Bisa kupastikan mereka itu preman, walaupun penampilannya rapi, tetap saja
kepremanan mereka dapat dikenali. Karena mereka memiliki penanda yang sama.
Tatto di punggung tangan mereka. Sebagai ciri kelompok mafia tertentu.
Biasanya
mereka memberi tanda tatto, sebagai pengganti kartu anggota seumur hidup. Untuk
mendapatkan tatto itu bukan cuma cukup kau mampu berbuat kriminal, membunuh
berdarah dingin, cerdik, culas. Tapi juga kau juga harus mampu untuk setia.
Sekali saja orang menghianati organisasi, itu artinya si penghianat
dikeluarkan dengan paksa. Sebuah ritual gila akan mereka lakukan sebagai
symbol ‘pencopotan’ keanggotaan. Si Penghianat harus mengalami pemotongan
pergelangan tangan mereka. Untuk
menghilangkan simbol setia yang ada pada tatto itu.
Itu
adalah hukuman yang lebih sengsara, dibandingkan harakiri secara paksa dalam
organisasi. Karena dengan lengan tanpa tangan seperti itu, sama saja kau
membawa catatan masa lalu yang hitam pekat, kemana pun kau pergi.
Tanpa
lengan itu akan sama dengan memberi tahu polisi bahwa ada penjahat yang ‘mudah ditangkap’ untuk menanggung semua
kejahatan gilanya di masa lalu.
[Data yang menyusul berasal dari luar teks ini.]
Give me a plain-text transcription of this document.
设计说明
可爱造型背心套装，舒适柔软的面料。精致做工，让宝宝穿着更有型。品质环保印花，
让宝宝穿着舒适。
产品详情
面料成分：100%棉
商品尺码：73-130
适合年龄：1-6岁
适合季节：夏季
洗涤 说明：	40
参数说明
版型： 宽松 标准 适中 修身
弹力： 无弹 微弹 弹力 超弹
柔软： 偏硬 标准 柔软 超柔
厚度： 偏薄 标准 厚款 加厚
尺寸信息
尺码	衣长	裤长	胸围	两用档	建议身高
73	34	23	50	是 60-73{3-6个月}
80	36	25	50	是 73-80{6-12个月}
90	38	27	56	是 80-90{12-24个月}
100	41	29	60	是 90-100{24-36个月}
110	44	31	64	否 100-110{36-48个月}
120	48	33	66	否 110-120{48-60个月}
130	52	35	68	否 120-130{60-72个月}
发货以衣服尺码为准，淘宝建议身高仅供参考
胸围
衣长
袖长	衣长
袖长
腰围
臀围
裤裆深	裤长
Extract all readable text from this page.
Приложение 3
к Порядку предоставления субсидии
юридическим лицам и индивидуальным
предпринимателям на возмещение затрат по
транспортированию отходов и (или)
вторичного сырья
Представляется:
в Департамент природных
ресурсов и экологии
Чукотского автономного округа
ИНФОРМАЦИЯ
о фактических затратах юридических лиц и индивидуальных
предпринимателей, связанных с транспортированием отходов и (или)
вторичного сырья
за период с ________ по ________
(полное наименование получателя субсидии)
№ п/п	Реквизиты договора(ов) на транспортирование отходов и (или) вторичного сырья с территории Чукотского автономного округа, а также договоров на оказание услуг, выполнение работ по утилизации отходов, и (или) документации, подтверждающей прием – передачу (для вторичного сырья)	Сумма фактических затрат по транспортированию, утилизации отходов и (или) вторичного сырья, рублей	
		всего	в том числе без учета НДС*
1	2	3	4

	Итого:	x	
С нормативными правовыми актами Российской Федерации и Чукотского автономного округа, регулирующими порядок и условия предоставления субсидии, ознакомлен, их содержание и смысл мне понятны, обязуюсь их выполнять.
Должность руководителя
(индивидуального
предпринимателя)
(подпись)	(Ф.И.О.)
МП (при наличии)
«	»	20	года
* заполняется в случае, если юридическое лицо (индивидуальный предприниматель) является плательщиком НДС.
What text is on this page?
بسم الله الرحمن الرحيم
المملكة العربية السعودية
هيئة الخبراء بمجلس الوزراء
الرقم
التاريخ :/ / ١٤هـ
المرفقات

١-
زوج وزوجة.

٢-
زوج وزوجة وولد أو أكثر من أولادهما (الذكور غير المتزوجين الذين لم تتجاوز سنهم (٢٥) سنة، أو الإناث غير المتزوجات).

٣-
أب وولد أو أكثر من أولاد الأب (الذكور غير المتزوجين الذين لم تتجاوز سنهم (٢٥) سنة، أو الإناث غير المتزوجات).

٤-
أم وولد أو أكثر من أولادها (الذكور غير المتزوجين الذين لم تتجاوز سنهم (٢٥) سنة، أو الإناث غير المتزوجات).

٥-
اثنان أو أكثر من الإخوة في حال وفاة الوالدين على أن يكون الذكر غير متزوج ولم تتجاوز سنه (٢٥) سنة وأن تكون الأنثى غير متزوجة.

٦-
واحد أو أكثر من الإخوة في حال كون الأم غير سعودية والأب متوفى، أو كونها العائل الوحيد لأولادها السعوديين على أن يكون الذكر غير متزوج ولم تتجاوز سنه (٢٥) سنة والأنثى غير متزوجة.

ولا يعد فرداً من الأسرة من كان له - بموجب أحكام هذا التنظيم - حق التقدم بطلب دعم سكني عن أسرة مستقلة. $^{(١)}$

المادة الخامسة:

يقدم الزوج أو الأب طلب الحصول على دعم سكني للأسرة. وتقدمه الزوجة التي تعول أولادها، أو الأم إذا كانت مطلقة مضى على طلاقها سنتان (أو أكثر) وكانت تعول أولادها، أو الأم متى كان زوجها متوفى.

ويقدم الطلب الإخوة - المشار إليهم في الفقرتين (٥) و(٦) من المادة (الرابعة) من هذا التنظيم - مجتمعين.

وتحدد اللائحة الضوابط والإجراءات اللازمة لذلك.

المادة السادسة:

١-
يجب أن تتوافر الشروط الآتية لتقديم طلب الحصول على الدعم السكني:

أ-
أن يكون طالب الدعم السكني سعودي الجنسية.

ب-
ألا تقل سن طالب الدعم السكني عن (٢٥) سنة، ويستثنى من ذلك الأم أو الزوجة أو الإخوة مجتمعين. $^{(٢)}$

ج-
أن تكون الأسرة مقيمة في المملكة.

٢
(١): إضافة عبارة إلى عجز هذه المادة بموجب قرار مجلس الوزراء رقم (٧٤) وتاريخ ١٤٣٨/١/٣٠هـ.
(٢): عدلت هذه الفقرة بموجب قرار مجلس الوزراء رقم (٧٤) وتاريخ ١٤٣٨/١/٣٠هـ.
Dan untuk menjaga keamanan organiasasi, si
Penghianat akan dipotong lidahnya, hingga dia tak dapat bicara. Karena bila dia
tertangkap, dia dijamin tak akan mampu bicara membocorkan rahasia organisasi
pada polisi.
Tanpa
lengan, tak bisa bicara, maka tidak ada orang yang berani menanggung resiko
dengan menerimanya bekerja.
Ekonominya
terancam, rumah tangganya hancur, anak-anaknya menderita secara mental lebih
berat, lebih dari saat mereka tahu ayahnya anggota mafia.
Tanpa
lengan adalah bencana dengan efek
domino. Maka memilih mati bunuh diri setelah ‘pencopotan’ tatto secara tidak
terhormat, nampak menjadi masuk akal.
Kekagumanku pada ibu Ratija
semakin menggunung. Wanita rapuh itu bisa duduk tenang sambil menggendong
Rahman, menghadapi lima
orang preman yang mengaduk-ngaduk rumahnya. Sementara Yasmin si Android –dengan wajah datarnya-
menyusui Rohim.
Dinda,
Mufti, Ilalang ikut duduk mengelilingi
ibu Ratija. Mereka nampak tegang. Sedangkan Karin, Nisa, Ica , Muti berdesak-desakan bersamaku mengintip
mereka.
Seorang
preman nampak duduk diam, angkuh, dia pasti kepala regunya. Sementara yang lain
bergerak bingung, si kepala regu hanya
berpangku kaki, dan tangannya diatas paha. Hingga aku dapat melihat
tattonya.
Mataku
tak salah melihat tattonya. Tatto kupu-kupu. Gambarnya terasa akrab di
ingatanku. Oh! Mereka orang-orang yang berhubungan dengan Hutan Buatan!
Aku
ingat beberapa waktu lalu, di hutan buatan,
saat aku diperkenalkan dengan seseorang. Aku menarik tangannya saat
bersalaman, karena buatku, tattonya sangat menarik. Seperti kupu-kupu. Deg!
Tapi
di sini mereka mencari Wanda, bukan aku. Yah, mungkin saja, banyak pekerjaan
yang harus dilakukan mereka dalam suatu oraganisasi semacam ini. Pekerjaan
semacam pesanan rahasia, untuk pekerjaan rahasia, dengan objek rahasia, untuk
tujuan rahasia. Semua serba rahasia.
“Menurut
tetangga, kaulah yang paling mungkin menyembunyikannya.” Terdengar si pemimpin duduk angkuh. Dia
bicara tegas, dan tak sopan, karena menyebut bu Ratija dengan panggilan ‘kau’.
“Jika
tuan-tuan tidak percaya, silahkan tuan cari sendiri.” Bu Ratija berdiri membuka
pintu kama r yang lain.
Nisa
cepat membuka jendela dan menarik tanganku, memberi kode agar aku segera ke
luar. Tanpa kata, aku ikuti saja perintahnya. Ke luar melalui jendela di lantai
8 gedung ini. Merayapi jendela demi jendela. Merayapi balkon demi balkon,
menyeberangi atap gedung ke atap gedung yang lain. Hingga berbelok ke sisi
gedung yang lain.
Lalu
diam mematung di sisi balkon sebuah rumah kosong. Nafasku perlahan teratur.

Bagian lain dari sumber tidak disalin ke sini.